Pitt thought about it for a few moments. It would account for Dudley Kynaston’s behaviour, the unease Pitt had sensed, even the tiny errors of omission in his diaries.

‘Yes,’ he said with a degree of relief. Perhaps Kitty Ryder was likeable, but unwise, and she had eloped with the young man the household staff so disapproved of, and the woman in the gravel pit could turn out to be unrelated to the Kynaston house.

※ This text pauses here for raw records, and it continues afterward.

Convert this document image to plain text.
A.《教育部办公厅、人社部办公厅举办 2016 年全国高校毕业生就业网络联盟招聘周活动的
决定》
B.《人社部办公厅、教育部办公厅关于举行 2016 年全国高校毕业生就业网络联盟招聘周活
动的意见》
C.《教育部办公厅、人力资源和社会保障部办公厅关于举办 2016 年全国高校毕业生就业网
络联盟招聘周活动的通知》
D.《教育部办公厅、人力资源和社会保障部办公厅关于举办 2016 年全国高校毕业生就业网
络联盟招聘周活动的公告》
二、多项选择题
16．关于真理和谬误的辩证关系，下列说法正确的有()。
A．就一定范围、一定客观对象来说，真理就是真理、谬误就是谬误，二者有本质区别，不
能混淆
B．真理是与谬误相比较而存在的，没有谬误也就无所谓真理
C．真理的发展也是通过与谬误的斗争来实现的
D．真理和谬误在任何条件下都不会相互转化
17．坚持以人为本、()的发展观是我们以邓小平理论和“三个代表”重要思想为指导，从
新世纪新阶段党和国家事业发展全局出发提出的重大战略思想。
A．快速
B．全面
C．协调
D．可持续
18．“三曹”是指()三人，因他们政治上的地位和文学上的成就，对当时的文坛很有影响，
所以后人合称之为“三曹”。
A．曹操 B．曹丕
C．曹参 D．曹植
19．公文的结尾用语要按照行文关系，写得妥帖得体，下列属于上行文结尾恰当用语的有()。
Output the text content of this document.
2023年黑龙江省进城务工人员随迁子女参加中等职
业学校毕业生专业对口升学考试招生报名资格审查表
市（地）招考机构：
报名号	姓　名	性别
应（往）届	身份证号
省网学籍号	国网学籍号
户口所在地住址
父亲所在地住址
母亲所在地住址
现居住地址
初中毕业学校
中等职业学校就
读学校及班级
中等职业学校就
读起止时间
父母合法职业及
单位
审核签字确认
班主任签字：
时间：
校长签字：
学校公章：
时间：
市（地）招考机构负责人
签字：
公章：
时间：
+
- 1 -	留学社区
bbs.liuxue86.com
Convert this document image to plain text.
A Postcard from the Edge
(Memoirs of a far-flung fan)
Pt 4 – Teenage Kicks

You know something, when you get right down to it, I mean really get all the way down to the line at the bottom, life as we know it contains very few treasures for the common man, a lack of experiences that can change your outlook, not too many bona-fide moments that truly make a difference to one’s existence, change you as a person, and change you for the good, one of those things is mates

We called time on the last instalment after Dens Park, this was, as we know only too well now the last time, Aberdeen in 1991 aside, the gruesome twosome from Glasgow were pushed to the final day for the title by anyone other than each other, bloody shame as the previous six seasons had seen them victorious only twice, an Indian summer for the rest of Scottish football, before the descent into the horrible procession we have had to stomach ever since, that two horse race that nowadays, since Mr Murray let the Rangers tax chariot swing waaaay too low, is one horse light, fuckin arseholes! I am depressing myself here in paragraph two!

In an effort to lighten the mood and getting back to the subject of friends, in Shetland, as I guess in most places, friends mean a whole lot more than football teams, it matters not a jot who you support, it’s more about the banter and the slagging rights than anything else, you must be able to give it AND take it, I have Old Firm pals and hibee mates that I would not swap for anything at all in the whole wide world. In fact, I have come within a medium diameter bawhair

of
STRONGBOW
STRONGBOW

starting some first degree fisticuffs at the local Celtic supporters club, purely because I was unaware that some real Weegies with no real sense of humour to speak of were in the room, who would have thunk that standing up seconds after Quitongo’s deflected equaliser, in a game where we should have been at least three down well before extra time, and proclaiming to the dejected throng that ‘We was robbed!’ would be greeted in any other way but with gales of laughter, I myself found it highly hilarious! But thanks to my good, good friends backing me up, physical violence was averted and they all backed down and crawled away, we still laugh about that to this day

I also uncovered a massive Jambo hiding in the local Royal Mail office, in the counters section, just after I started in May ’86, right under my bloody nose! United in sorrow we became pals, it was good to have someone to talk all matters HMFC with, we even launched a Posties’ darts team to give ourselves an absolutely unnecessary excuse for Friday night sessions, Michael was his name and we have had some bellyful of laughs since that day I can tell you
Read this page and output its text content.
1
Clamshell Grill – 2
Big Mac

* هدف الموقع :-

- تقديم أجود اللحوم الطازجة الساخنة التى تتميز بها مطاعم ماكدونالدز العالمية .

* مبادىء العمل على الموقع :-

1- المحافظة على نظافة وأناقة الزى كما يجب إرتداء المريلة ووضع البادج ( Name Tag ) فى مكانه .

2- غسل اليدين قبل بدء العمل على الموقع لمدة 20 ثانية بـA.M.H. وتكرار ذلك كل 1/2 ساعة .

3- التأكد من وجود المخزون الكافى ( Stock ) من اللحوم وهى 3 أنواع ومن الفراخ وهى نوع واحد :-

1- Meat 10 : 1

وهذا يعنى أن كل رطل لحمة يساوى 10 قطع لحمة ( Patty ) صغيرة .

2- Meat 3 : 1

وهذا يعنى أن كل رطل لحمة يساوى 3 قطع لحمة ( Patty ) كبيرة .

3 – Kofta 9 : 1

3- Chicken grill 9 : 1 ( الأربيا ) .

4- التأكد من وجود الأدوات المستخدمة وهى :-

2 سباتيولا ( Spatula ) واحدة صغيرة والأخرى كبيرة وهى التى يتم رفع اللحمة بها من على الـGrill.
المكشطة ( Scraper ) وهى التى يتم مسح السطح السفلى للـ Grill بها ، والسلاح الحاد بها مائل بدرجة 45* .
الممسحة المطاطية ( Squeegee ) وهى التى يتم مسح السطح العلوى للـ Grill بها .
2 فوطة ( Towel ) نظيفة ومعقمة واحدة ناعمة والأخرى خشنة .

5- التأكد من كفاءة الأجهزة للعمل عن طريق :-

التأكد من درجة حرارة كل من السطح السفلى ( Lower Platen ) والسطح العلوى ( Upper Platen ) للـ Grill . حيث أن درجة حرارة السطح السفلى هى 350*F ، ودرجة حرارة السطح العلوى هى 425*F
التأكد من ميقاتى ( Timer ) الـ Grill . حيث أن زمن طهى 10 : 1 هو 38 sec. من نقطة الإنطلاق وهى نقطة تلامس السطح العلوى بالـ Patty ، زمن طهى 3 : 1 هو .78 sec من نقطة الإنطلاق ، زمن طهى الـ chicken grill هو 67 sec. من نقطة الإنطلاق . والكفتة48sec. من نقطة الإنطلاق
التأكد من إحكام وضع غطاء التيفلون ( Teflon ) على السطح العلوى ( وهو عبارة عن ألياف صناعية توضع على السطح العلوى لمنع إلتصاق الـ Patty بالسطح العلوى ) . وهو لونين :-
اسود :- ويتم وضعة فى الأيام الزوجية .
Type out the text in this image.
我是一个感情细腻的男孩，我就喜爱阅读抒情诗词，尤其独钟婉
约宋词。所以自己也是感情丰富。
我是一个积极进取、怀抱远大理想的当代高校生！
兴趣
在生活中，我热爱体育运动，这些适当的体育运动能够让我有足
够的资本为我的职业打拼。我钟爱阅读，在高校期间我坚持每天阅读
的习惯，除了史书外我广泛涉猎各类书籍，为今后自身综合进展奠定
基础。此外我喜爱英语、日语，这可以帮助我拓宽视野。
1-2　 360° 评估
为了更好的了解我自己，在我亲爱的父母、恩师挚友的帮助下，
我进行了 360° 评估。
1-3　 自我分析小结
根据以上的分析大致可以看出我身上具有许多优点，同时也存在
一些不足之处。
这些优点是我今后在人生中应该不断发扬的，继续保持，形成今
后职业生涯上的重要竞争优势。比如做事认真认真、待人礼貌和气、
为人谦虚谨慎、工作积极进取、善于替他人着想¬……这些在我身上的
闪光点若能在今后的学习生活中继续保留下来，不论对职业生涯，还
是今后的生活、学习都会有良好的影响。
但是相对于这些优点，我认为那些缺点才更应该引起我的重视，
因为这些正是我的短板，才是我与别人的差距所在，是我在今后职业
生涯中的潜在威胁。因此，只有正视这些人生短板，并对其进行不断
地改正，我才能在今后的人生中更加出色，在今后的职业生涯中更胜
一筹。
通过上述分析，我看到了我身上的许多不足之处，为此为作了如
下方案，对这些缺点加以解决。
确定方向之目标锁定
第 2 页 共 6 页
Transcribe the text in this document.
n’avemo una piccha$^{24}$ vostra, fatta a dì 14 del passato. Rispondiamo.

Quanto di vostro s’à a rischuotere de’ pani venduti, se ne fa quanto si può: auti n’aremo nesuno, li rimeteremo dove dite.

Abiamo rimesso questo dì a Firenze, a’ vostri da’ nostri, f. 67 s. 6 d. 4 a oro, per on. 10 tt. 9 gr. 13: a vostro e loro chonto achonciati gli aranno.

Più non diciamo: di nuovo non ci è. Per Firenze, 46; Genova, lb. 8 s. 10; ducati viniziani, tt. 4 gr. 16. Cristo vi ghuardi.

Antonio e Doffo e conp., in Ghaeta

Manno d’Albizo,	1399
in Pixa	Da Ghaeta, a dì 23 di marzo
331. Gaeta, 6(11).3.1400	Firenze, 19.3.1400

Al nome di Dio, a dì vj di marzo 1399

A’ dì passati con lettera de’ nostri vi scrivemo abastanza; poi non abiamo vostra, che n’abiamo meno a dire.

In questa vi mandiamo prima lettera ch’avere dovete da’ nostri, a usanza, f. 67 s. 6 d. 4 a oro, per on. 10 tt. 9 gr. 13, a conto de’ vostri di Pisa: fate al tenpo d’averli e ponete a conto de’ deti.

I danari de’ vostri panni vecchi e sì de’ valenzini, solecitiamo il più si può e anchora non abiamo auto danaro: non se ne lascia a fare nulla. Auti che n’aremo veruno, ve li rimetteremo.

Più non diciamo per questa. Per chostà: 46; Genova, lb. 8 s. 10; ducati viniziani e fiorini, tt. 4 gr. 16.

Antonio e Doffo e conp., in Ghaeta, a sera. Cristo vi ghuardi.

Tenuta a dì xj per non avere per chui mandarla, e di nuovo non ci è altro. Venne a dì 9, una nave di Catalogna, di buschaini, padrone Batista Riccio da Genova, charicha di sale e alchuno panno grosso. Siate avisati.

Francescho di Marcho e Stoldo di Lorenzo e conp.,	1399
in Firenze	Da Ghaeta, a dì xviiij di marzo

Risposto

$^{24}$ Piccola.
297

Narraway saw the sudden ease in his face. ‘Protect Kynaston as long as you can,’ he said quietly. ‘We need a navy as strong as possible. There’s a hell of a lot of unrest in the world. Africa is stirring against us, especially in the south. The old order is changing. The century is almost worn out, and the Queen with it. She’s tired and lonely and growing weaker. In Europe they’re looking for change, reform. We may think we are isolated, but it’s a delusion we can’t afford. The English Channel is not very wide. A strong swimmer can make it, let alone a fleet of ships. We need to have the best navy in the world.’